Recepción y juicio: una nueva forma de comprender
Los descubrimientos fueron recibidos de buena forma en un primer momento, inclusive el cardenal Barberini, futuro Papa urbano VIII le escribió una carta de felicitación y un poema. Galileo profundizo sus investigaciones: estudió las fases lunares, analizo las manchas solares y concluyo que los planetas no producían luz sino que la reflejaban (hasta entonces se creía que los planetas eran estrellas móviles, planeta en griego significa justamente errante). Pero no se detuvo allí, tiró por la borda las antiguas concepciones aristotélicas sobre los objetos flotantes y el peso. Trajo consigo la novedosa idea de que la ciencia debía explicar los hechos.
Sin embargo, las cosas comenzaron a complicarse, frente a una objeción de la duquesa Cristina de Lorena, basada en las sagradas escrituras, Galileo respondió en una carta abierta que las mismas no se debían tomar de forma literal ya que ellas al igual que la naturaleza provienen de dios, y dios le había otorgado la razón al hombre para comprenderla. La Iglesia temerosa de un nuevo Lutero, cambió su actitud hacia Galileo. Tal fue el temor que despertó que el obispo de Fiésole ordenó el encarcelamiento de Copérnico que para su suerte había muerto setenta años antes. En 1616 se censuró el libro de Copérnico, y se buscó desacreditar el telescopio de Galileo. Se dijo que un artefacto construido en el mundo sublunar (imperfecto) no servía para entender el supralunar (perfecto), incluso sectores de la iglesia llegaron a afirmar que si dios hubiese querido que los hombres tengan un instrumento semejante para observar, simplemente hubiera otorgado tal poder a su visión. Galileo no se amedrentó y siguió produciendo descubrimientos, inclusive publicó Diálogos un libro donde discutían un representante de cada teoría y en el cual el defensor del sistema aristotélico-ptolemaico oportunamente llamado “Simplicio” quedaba ridiculizado. En 1633 es llevado a Roma para afrontar su juicio. Galileo temeroso de morir en la hoguera, como Giordano Bruno, es obligado a retractarse.
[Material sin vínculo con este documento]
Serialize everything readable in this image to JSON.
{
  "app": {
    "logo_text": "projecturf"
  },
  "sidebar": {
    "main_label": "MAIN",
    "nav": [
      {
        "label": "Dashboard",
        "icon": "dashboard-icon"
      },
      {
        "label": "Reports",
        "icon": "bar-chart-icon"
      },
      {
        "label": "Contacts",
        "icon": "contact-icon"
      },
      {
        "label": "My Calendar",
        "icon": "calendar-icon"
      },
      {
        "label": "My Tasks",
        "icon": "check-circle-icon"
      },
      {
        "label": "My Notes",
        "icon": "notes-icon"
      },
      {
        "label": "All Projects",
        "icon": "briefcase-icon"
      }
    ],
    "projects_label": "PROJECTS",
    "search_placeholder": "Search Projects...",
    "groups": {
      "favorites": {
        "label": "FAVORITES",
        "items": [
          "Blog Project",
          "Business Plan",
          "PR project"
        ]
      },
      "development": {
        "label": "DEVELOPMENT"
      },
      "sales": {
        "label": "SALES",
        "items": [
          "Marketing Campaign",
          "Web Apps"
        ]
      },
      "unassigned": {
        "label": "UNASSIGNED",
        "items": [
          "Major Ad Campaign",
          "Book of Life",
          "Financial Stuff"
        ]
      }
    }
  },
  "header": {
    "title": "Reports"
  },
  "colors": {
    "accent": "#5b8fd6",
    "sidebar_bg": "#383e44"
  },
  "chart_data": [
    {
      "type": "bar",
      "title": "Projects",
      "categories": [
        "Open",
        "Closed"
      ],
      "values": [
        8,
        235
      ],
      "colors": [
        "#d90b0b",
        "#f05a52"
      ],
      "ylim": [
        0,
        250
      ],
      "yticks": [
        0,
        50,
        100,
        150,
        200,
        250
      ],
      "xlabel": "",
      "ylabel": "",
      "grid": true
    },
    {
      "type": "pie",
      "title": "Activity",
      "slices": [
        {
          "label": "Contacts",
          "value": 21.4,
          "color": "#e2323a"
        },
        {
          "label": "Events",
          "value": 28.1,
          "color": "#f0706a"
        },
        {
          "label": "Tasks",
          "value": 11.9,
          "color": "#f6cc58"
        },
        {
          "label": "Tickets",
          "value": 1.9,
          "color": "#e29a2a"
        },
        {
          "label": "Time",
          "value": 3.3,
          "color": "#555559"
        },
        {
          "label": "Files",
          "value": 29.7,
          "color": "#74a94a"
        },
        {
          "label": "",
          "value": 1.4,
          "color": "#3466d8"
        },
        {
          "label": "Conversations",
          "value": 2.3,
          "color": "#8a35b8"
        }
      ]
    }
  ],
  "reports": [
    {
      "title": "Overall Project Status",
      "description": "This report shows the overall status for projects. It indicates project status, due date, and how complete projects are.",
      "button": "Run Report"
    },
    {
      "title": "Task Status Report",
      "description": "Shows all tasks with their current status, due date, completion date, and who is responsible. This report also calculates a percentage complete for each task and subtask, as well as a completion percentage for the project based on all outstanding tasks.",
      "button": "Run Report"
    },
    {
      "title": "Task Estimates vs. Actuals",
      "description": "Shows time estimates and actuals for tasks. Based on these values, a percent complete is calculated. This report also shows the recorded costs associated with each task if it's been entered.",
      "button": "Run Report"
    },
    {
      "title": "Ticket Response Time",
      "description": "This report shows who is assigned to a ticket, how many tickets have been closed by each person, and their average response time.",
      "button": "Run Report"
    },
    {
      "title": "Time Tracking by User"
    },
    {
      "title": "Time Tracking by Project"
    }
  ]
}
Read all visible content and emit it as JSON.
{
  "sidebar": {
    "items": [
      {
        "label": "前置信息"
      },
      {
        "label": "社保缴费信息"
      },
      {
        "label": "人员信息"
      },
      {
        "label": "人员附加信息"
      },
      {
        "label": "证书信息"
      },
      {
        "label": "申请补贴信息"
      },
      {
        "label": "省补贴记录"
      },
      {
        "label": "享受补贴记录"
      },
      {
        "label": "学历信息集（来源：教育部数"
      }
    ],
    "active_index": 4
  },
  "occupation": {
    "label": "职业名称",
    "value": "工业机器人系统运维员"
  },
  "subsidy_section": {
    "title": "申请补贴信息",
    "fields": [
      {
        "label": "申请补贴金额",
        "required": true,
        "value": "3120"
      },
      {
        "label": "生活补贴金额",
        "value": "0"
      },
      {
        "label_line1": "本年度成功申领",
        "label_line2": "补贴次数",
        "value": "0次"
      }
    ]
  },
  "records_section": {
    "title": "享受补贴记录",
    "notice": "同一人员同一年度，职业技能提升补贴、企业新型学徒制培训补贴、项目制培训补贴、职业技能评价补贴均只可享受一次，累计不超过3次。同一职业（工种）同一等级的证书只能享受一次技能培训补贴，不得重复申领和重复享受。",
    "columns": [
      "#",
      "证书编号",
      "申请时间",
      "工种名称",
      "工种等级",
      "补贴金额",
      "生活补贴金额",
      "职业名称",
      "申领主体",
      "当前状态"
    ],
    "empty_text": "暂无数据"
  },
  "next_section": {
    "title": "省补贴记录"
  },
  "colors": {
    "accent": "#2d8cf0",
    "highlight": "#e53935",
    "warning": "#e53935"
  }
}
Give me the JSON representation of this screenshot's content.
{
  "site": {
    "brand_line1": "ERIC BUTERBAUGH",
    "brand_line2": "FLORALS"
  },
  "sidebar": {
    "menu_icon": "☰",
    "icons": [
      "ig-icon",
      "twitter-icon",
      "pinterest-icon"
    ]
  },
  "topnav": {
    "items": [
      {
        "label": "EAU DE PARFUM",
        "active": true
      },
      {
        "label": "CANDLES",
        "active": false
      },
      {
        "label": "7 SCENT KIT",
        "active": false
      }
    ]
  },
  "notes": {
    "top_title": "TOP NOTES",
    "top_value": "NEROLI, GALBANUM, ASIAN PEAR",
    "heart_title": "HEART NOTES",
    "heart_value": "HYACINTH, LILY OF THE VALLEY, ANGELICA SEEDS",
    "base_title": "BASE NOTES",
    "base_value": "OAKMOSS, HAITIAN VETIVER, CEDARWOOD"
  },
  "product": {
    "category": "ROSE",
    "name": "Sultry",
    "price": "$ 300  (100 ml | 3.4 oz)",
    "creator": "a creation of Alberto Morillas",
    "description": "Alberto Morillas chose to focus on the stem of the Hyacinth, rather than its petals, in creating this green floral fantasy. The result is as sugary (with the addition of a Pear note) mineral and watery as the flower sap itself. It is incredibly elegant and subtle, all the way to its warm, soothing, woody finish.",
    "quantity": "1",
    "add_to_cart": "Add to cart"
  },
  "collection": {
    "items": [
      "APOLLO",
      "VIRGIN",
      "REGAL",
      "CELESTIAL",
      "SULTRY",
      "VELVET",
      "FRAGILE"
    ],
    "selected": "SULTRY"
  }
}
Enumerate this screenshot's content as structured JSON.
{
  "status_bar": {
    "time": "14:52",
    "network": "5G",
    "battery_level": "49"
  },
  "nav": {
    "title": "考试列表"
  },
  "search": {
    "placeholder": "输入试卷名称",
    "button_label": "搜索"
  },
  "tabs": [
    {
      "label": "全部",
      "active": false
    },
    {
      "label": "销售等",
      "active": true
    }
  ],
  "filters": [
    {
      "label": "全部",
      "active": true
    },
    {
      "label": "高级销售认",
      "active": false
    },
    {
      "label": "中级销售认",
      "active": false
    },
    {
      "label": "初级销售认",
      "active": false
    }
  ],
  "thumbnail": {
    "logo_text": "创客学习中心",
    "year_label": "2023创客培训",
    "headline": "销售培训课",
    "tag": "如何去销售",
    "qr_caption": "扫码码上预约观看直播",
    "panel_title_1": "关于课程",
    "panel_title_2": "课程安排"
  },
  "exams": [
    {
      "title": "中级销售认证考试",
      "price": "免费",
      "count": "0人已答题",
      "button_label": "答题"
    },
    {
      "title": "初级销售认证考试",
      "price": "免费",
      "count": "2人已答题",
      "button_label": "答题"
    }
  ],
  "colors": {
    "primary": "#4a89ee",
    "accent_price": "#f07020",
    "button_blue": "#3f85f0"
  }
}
El papa lo condenó a prisión domiciliaria de por vida, una vez escuchada su sentencia, Galileo declaró: “eppur si muove” (y sin embargo se mueve).
En prisión se las ingeniaría para escribir su última gran obra diálogos y demostraciones en torno a dos nuevas ciencias, estas dos eran la resistencia de los materiales y la dinámica, con la ley de caída libre y su aplicación a la trayectoria de los proyectiles. En 1992, la comisión que encargó Juan Pablo II, para la revisión del juicio y la disputa teórica, concluyó que Galileo no tenía suficientes elementos probatorios para el heliocentrismo y reivindico el proceder de la Iglesia. Por suerte, hombres más interesados en el conocimiento ubicaron a Galileo Galilei en el lugar que un genio de su talla merece.